A l’âge de 2 ans, Mario Barwuah, né à Palerme, est confié à la famille Balotelli. Ses parents biologiques, ghanéens, ne peuvent plus s’en occuper. Aujourd’hui, il revendique son italianité et refuse d’être considéré comme le symbole d’une Italie multiculturelle.

Un buteur précoce

Rapide, costaud, buteur et dribbleur efficace, il séduit très tôt l’Inter Milan qu’il quitte en 2010 pour Manchester City.

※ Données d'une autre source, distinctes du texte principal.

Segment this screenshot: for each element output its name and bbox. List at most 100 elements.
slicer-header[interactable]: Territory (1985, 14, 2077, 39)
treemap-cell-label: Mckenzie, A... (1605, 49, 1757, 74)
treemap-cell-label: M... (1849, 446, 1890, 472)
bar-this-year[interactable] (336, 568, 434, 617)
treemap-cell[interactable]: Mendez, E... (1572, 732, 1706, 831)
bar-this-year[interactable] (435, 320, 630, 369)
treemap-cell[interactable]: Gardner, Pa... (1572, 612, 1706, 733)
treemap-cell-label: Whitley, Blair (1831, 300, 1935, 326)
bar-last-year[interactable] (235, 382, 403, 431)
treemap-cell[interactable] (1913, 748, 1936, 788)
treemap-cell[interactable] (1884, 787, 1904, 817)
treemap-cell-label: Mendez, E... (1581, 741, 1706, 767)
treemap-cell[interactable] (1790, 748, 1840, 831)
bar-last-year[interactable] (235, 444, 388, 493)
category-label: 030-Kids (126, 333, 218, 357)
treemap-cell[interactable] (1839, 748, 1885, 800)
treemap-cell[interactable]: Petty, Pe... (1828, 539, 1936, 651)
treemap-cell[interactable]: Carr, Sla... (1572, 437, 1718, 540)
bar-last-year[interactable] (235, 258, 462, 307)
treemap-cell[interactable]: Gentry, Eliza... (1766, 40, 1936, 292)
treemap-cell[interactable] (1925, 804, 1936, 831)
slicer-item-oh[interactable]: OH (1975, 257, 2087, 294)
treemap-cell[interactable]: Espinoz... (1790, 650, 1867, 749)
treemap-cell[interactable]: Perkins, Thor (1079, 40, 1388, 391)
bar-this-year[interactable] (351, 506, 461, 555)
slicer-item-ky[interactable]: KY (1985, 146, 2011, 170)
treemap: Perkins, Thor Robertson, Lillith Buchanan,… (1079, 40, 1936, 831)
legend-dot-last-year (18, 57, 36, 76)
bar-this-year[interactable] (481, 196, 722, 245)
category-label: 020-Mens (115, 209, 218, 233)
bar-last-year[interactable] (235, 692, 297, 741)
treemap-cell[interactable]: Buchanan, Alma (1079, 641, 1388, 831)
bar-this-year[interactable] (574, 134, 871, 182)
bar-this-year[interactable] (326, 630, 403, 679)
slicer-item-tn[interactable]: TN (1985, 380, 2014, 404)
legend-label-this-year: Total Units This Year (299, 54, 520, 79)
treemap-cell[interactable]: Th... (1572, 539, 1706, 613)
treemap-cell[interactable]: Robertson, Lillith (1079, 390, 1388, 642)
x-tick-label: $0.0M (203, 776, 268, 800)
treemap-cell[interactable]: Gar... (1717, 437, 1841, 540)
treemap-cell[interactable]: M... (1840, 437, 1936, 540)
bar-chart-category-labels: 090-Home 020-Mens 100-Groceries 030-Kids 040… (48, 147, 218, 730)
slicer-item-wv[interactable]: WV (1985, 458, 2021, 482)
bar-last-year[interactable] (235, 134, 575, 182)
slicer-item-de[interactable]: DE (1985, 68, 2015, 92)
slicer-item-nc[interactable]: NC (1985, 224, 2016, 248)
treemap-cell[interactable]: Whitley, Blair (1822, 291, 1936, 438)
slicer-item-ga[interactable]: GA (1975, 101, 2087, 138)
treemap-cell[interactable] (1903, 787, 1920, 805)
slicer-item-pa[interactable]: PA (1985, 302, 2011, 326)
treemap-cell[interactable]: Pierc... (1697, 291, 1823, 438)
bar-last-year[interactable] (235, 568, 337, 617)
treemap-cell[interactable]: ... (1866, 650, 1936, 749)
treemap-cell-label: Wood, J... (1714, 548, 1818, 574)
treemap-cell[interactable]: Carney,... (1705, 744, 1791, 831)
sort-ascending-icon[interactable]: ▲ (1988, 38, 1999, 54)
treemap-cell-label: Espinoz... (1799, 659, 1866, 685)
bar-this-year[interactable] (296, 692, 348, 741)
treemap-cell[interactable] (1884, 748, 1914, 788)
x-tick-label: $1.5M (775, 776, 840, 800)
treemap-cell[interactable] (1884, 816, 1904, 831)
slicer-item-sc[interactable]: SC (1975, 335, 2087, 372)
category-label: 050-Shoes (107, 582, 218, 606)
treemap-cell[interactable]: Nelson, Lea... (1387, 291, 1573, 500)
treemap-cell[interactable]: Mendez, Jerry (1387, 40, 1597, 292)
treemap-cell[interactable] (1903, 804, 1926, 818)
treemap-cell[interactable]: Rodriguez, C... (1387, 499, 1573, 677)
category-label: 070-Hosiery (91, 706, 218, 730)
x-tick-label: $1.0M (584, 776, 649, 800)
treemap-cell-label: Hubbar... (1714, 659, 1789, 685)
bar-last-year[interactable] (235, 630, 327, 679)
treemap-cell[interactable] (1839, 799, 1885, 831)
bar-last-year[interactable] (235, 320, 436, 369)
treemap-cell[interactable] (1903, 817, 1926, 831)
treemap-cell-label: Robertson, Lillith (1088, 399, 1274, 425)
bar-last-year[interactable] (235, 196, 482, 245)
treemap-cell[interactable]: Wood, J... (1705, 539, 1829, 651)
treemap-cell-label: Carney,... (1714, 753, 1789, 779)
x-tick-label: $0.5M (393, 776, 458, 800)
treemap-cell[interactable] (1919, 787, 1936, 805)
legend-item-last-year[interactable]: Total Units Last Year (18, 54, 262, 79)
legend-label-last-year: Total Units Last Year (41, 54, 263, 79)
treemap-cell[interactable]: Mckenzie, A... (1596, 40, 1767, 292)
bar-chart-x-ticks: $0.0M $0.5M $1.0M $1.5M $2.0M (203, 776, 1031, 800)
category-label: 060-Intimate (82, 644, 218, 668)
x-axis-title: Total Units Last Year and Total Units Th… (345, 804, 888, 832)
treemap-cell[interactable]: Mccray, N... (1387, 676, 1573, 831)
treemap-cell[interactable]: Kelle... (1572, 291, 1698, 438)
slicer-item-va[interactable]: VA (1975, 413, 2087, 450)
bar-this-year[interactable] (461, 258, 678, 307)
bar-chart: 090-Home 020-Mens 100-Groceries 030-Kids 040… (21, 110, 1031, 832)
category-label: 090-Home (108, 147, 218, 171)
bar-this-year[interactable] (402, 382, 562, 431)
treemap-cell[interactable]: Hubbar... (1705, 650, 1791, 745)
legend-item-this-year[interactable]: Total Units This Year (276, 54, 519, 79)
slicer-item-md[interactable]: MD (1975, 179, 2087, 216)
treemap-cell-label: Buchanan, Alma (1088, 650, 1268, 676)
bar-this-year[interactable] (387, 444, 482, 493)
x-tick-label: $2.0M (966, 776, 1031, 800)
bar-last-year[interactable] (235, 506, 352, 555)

A 21 ans, il a déjà remporté trois championnats d’Italie et une Ligue des champions, et tout récemment le championnat d’Angleterre, étant lui même l’auteur du but du titre.

-Un sale gosse

Sur le terrain, « Super Mario » ignore les consignes des entraîneurs et pousse à bout ses coéquipiers. En octobre 2011, il tire un feu d’artifice depuis sa salle de bains, provoquant un début d’incendie. Alors joueur de l’Inter, il avait osé revêtir à la télé le maillot du grand rival, l’AC Milan.

-Un récidiviste

Ses mouvements d’humeur et ses vilaines « semelles » sur des adversaires lui valent cartons jaunes et rouges en pagaille. Le 10 avril, il est suspendu pour trois matches par la Fédération anglaise. Le coach italien de Manchester City, Roberto Mancini, le juge « indéfendable ». Cesare Prandelli, le sélectionneur de l’équipe d’Italie, hésite à l’enrôler pour l’Euro, en juin.

-Une star ordinaire

A Manchester, le footballeur parade dans ses voitures de luxe mais, contrairement à ses coéquipiers, il va dîner dans des pizzerias des quartiers populaires, boit des bières dans les pubs de banlieue et assiste à la messe de Noël dans une église de quartier.